Low-budget and lo-fi, this crazy film, shot in the Spanish desert completely DIY, suggests two things: number one, you don’t necessarily need funding, expensive equipment or even script and actors to make films, you just need passion and love for it. And two, this young underground cinema auteur – who is also a musician and records some of his films’ scores with his band under the name Mao – is a “DJ director” worth noticing and is pretty fucking talented.
With its charming oddity, “Pregnant” makes you go WTF the best way possible. Truth is that while any of Federico’s movies could have been chosen as part of this list, “Pregnant” is no different than his other works (including the documentaries, too) as far as this particular trait is concerned. His cinema and this film in particular is a delightful cult, funny, fresh, unsettling and original.
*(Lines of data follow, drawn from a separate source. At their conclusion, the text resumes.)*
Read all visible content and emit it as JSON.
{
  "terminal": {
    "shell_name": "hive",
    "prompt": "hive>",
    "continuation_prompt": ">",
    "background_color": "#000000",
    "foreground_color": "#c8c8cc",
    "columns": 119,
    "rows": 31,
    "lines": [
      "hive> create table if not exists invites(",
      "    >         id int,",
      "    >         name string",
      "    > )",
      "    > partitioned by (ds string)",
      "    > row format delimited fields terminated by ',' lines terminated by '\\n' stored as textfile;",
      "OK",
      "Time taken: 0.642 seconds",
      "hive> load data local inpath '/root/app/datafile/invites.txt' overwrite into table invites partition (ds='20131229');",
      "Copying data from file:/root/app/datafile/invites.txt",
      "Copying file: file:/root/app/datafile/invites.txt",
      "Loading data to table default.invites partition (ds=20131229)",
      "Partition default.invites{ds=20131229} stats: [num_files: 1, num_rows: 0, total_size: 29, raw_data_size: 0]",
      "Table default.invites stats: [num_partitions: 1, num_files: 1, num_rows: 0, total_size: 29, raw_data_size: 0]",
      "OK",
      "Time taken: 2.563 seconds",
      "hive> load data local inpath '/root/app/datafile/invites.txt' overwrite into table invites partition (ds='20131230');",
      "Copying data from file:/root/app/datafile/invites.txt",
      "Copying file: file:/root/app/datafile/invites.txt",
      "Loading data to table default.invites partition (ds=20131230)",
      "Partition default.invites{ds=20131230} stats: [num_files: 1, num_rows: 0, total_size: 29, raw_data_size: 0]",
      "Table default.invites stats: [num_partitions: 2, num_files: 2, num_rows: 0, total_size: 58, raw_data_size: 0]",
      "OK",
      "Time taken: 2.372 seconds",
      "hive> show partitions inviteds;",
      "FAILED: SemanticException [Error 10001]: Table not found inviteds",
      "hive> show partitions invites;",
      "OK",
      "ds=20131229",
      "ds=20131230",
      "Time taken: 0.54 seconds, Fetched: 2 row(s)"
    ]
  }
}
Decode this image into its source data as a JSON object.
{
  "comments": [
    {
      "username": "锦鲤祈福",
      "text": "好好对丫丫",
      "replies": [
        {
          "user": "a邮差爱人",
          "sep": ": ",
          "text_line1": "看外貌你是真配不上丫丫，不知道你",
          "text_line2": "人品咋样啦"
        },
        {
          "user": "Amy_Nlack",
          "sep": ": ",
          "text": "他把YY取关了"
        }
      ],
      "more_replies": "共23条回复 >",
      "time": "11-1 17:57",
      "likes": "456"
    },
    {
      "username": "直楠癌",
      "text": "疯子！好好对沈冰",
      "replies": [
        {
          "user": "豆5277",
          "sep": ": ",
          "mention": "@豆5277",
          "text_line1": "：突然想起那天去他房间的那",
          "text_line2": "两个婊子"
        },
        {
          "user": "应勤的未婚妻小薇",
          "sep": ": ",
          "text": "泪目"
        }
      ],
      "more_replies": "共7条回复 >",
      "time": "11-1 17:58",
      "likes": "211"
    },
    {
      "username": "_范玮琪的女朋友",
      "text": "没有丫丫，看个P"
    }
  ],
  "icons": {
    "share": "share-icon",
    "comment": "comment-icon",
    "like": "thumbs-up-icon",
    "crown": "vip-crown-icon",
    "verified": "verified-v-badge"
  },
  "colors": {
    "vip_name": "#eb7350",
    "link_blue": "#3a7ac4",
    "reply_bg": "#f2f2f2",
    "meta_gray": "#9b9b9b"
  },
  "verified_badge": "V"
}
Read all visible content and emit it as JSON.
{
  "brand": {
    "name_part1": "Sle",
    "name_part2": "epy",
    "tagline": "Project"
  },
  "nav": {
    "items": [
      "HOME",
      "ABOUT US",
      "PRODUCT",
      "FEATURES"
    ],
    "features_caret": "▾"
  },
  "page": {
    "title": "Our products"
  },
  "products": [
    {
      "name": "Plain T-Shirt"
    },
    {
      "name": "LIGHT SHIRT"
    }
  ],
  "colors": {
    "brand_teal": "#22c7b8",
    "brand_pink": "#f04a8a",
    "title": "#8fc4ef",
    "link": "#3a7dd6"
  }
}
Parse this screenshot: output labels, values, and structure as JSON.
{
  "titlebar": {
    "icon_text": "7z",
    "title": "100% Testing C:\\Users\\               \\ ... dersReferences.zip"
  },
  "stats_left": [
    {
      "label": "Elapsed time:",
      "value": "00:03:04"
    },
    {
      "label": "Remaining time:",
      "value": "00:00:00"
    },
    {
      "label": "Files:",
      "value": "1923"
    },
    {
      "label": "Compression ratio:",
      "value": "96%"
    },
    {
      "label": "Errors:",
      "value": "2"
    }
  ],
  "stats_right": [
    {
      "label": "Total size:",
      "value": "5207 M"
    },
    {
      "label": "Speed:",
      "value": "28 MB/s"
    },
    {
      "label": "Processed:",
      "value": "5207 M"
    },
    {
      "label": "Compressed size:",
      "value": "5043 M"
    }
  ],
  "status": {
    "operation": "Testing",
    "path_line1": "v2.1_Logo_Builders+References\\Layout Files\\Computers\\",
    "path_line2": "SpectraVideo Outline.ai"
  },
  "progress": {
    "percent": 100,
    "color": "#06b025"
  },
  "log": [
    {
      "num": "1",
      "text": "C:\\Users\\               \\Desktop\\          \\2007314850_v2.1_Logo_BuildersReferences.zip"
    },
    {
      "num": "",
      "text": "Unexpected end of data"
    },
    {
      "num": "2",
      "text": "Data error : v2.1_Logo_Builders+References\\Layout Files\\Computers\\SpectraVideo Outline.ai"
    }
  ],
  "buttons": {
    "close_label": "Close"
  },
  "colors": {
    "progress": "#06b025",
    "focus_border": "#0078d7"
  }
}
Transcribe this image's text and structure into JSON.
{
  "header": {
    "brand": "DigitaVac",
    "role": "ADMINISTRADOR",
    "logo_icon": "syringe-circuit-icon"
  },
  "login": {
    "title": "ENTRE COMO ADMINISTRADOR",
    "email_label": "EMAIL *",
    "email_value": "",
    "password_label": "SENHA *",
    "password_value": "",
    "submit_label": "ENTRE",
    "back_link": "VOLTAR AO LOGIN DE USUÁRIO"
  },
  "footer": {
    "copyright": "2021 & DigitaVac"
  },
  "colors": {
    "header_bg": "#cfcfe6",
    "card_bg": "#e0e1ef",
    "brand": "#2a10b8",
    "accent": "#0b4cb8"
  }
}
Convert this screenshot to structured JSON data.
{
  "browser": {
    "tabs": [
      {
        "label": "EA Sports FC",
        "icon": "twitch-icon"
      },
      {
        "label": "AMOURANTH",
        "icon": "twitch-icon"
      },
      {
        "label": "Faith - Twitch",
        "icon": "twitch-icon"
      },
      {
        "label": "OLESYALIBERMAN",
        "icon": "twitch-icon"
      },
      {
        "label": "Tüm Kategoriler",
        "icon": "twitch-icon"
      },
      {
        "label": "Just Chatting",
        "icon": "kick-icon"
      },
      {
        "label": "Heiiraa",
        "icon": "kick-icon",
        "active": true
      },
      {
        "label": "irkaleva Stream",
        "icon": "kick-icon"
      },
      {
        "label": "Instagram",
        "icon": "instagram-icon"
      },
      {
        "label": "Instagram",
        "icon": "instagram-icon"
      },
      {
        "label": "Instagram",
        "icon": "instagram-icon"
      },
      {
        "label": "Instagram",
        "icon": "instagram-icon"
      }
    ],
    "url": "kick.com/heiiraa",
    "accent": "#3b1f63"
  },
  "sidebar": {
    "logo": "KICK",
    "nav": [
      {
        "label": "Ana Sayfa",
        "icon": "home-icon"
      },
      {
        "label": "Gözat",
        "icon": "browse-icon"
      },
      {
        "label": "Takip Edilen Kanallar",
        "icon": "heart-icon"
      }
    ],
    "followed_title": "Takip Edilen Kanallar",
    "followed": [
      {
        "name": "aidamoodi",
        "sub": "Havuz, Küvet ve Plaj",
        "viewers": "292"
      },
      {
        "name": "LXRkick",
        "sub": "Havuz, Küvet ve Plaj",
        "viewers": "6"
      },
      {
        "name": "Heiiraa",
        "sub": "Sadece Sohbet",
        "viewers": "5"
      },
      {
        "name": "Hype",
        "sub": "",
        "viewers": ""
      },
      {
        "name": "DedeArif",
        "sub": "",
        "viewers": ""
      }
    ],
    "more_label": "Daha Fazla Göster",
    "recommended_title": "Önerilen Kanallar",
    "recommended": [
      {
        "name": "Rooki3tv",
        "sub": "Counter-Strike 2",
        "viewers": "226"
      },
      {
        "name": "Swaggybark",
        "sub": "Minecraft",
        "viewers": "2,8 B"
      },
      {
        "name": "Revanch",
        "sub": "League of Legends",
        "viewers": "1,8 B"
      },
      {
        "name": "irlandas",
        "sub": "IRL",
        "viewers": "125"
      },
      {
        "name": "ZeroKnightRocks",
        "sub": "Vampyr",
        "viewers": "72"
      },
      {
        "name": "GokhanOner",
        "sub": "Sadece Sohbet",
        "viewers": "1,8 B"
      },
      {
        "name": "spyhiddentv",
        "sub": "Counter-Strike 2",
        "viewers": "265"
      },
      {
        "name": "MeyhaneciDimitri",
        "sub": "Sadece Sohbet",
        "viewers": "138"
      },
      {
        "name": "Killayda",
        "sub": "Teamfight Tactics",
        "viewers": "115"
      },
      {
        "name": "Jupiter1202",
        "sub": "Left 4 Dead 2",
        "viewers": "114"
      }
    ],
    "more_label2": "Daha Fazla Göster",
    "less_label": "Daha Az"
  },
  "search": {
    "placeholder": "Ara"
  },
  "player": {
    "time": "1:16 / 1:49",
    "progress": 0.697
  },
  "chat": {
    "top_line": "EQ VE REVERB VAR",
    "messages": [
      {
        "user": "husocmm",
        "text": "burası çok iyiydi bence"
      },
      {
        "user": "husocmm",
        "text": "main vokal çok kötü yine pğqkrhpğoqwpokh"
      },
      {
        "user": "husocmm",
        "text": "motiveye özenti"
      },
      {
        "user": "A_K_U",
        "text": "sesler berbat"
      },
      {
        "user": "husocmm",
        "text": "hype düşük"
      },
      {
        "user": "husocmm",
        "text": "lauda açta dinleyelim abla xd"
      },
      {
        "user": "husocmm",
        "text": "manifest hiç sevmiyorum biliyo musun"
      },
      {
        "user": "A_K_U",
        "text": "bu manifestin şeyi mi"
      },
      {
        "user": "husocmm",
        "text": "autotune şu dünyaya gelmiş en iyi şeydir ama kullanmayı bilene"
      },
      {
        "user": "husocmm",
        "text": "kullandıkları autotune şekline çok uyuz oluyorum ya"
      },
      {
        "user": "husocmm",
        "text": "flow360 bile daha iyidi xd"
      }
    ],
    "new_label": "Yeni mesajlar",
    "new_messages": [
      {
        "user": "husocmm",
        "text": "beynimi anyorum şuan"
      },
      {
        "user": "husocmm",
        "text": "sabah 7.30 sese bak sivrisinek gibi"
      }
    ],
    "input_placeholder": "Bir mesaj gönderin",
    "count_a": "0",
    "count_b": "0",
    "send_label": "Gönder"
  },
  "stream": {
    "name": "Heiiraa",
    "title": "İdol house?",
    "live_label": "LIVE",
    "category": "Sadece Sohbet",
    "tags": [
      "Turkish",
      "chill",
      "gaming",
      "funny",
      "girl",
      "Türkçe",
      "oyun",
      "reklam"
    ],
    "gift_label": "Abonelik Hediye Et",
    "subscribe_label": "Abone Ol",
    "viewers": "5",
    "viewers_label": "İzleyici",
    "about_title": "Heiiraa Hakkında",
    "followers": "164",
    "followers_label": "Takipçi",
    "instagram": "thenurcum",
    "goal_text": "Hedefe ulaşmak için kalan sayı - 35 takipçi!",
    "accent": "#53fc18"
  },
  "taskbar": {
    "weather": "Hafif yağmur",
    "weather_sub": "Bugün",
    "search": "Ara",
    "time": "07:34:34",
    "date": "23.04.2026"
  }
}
What else can one really ask – if not demand – from modern filmmakers and contemporary cinema, anyway?
6. Taxidermia (György Pálfi, 2006)
The film consists of the stories of three different men (who are related to each other), who belong to three different generations and are set in three different time eras. The first revolves around Morosgoványi Vendel (Csaba Czene), a lonely orderly soldier in World War II with peculiar erotic fetishes, seeking companionship and pleasure through ways that are unconventional and even upsetting to watch.
The following segment, which is set in the Cold War, tells the story of Kálmán Balatony (Gergely Trócsányi), an ambitious champion speed-eater, devoted to training, waiting for speed-eating to be recognized as a sport by the International Olympic Committee and therefore himself as a legitimate athlete. He also marries Aczél Gizi (Adél Stanczel), a speed-eater as well.
The last story is that of Lajoska Balatony (Marc Bischoff) is a weird-looking figure of the modern age, a professional taxidermist who seeks to achieve immortality. And he will manage to do so by creating the ultimate work of taxidermy – and perhaps the ultimate work of art.
“Taxidermia” is a surreal black comedy which is said to constitute an allegorical socio-historical commentary of Hungary’s modern history. Mainly, however, the film flirts with the concepts of limit-pushing and breaking as well as that of time.
Pálfi uses the body as the field of exploration and contemplation on these matters. The body as a source of pleasure, as a map of endless possibilities, as a mortal instrument subjected to degeneration, as a container of the self, as the way to go beyond that self, as a connection, as time’s old diary, and finally, as the means of exceeding the body and touching immortality.
As T. S. Eliot wrote, “Only through time, time is conquered.”